Published: Saturday, February 23, 2013
Updated: Wednesday, February 27, 2013 14:02
Chemistry is more than just a science class. The chemistry I refer to is the human connection, whether it’s emotional, physical or psychological. For example, one feels chemistry when they meet a potential best friend or soul mate for the first time. Texting doesn’t give us that kind of connection.
Communicating through texting changes our interpersonal relationships for the worst.
“I think texting is a good thing, because we can communicate with anyone wherever, whenever we want,” said Jeranie Cabinbin, 20, kinesiology “I also think technology gets a bad rep, because people just think most people using technology are lazy, but that’s not always the case. It’s based on the person, whether or not they want to be out and active, not the gadget.”
Texting does have benefits. It helps when one needs to ask or answer a quick question instead of playing phone tag all day to get simple information.
As our evolving world picks up speed, we have no choice but to catch up. I can’t imagine having to call constantly or walk to someone’s house just to communicate. Texting is the future and the future is now.
Keeping up with the world involves more than just texting these days; it involves Facebook messaging, iChatting, Skyping and many other tools used to communicate quickly. But there is still something to be said about face-to-face communication.
Dr. Bob Matthews, clinical psychology professor at Saddleback College, agrees. “There is something lost in texting,” Matthews said. “Texting is good, and is useful in crazy situations like emergencies, such as the 9/11 attacks or in shootings, but it also isolates us.”
Matthews explained the phenomenon of the PEA hormone, a special chemical that kicks into high gear during in-person contact. This is essentially the “chemistry” hormone.
“Texting de-individualizes us and allows the texter anonymity, and we don’t get a sense of who they are through text. There is something to be said about having a real feeling,” Mathews said.

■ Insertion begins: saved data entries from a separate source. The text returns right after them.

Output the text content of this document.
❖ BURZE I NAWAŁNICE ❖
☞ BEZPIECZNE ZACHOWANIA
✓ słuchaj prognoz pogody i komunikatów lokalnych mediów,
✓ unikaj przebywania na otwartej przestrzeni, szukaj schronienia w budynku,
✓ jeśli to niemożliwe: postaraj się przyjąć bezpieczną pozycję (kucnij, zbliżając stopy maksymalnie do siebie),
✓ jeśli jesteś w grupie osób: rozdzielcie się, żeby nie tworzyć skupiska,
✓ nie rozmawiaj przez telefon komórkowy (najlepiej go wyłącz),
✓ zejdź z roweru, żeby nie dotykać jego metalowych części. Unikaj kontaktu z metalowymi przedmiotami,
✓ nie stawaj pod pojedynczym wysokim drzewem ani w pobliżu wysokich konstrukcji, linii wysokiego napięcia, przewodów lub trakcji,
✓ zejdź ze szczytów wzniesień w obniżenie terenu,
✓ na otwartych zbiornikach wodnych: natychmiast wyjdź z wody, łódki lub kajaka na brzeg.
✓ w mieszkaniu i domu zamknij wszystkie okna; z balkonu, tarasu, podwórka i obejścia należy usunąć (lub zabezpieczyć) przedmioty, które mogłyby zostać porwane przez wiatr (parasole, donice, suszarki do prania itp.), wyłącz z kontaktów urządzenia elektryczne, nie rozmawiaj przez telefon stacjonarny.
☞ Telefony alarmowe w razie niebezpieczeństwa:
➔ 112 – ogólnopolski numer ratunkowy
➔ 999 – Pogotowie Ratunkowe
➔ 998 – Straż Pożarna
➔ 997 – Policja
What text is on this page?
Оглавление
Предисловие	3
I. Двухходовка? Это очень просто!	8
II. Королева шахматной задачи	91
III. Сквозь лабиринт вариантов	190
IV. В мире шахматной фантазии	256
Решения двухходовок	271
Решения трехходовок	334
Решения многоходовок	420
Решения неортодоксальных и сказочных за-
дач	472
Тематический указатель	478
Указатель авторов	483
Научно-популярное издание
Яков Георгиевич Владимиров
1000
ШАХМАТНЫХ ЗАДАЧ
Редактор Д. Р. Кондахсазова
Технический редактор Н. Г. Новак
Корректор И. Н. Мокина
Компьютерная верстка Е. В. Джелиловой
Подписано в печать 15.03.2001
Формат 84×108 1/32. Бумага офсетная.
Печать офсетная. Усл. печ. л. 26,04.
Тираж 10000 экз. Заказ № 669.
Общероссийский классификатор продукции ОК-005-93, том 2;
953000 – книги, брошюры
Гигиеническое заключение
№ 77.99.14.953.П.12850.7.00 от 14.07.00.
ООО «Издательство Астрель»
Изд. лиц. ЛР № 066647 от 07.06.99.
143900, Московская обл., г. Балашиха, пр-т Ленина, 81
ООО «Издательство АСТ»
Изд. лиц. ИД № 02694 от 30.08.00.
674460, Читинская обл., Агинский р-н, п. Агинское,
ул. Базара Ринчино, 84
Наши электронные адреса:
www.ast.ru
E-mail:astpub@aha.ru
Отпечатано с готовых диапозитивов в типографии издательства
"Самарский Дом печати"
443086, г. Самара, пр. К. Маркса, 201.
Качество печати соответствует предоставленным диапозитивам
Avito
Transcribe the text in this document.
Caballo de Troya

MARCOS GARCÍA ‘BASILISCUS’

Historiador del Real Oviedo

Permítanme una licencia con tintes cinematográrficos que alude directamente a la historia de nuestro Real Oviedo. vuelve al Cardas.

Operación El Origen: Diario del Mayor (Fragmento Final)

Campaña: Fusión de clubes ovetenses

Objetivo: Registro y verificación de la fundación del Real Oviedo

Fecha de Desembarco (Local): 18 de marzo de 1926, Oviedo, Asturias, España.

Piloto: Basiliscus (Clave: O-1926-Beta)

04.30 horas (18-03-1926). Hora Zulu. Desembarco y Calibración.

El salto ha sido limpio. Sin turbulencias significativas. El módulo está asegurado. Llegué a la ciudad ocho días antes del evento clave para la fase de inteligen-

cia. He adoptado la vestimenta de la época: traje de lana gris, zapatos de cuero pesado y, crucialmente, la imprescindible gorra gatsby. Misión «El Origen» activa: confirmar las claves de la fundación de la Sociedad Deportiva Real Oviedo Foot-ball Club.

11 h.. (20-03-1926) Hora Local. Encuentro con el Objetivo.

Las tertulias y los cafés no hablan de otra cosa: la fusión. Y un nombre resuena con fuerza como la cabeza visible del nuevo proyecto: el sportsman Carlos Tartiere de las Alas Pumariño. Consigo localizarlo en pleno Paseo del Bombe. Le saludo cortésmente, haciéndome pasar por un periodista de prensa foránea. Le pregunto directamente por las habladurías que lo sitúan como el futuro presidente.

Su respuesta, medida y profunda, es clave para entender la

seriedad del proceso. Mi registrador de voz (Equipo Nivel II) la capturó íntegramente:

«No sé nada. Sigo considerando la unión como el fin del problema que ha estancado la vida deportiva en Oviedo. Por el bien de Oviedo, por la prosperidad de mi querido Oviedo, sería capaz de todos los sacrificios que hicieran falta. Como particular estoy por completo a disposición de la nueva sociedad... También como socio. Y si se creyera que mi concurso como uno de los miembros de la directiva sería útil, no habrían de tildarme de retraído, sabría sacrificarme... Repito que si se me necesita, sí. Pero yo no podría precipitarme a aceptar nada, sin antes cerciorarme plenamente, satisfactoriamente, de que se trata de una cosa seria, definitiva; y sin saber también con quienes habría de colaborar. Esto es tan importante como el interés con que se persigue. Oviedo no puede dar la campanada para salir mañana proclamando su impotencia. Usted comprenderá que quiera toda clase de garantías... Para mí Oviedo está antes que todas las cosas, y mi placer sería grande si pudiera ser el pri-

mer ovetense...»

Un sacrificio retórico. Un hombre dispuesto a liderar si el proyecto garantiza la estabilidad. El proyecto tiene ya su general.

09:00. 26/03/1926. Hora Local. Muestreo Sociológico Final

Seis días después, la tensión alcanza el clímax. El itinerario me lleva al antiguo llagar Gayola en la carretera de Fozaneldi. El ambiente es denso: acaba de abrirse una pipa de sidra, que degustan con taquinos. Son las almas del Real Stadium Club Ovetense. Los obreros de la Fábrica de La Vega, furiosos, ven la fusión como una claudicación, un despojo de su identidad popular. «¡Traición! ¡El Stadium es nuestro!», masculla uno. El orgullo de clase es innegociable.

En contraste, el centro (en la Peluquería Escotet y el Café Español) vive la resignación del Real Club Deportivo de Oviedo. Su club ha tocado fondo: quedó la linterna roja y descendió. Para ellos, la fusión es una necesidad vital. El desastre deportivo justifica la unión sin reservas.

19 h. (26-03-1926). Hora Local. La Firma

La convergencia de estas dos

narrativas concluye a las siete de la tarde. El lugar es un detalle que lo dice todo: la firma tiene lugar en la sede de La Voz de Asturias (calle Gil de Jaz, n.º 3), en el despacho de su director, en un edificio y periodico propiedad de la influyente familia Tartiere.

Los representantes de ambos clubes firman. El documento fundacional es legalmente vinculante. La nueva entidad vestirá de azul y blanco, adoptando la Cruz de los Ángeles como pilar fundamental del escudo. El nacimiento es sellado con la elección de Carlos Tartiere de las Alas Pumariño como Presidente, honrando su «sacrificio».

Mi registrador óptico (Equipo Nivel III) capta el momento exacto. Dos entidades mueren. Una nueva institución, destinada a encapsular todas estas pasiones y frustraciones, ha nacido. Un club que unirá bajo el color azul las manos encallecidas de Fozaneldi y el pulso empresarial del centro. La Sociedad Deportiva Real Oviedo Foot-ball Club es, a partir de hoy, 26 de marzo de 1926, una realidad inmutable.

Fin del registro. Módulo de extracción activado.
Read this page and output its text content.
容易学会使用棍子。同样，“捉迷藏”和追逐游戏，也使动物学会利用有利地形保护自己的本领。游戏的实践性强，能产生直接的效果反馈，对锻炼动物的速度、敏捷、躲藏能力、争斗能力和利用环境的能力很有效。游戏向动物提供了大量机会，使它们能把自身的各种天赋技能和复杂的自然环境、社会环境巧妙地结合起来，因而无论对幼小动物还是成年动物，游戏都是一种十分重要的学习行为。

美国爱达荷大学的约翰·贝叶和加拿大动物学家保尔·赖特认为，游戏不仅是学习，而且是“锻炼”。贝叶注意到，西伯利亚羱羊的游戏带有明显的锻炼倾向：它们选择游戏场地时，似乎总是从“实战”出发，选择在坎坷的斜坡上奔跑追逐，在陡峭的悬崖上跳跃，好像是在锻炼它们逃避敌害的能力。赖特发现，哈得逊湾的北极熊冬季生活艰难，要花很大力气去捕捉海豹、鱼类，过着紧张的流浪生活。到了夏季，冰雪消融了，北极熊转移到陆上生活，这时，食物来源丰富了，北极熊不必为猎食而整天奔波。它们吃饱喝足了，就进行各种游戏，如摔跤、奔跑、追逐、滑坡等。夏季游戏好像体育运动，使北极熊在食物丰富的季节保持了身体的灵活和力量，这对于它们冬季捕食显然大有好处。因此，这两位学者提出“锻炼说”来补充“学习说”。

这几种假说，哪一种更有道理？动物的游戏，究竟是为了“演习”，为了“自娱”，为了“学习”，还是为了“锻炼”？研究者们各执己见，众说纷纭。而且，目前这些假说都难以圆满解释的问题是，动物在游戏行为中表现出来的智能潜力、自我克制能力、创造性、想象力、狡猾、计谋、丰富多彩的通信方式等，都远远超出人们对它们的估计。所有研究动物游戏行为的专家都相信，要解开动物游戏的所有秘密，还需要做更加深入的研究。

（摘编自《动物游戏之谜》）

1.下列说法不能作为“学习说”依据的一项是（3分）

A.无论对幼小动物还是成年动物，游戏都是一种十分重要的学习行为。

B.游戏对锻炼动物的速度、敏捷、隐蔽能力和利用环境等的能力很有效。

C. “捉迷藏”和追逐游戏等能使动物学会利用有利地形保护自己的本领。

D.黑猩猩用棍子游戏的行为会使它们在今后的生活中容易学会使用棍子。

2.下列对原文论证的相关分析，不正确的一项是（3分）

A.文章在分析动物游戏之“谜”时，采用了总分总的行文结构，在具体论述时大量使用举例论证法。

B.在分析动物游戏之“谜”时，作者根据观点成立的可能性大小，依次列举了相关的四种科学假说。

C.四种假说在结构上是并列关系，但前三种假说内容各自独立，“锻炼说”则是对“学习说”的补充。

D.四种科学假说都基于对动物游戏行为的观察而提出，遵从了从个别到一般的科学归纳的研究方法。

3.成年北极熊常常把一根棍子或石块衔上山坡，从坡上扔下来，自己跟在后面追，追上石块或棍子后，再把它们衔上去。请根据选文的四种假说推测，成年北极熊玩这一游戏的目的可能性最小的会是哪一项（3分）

During Matthew’s many years living on the White River Indian Reservation, he picked up a Navajo Indian phrase, “whojooah” (woo-choo). According to Matthews, whojooah is the balance of mind, body and spirit, and involves a passion for life.
“As long as we have whojooah, we can ‘see the light,’ as Yoda would say—he knows all,” Matthews said.
There is no worse sight than an entire group of people seated at a restaurant all texting. There’s no whojooah at those tables, and there are certainly no number of exclamation marks or emojis you could send me that would come close to having a conversation in real life.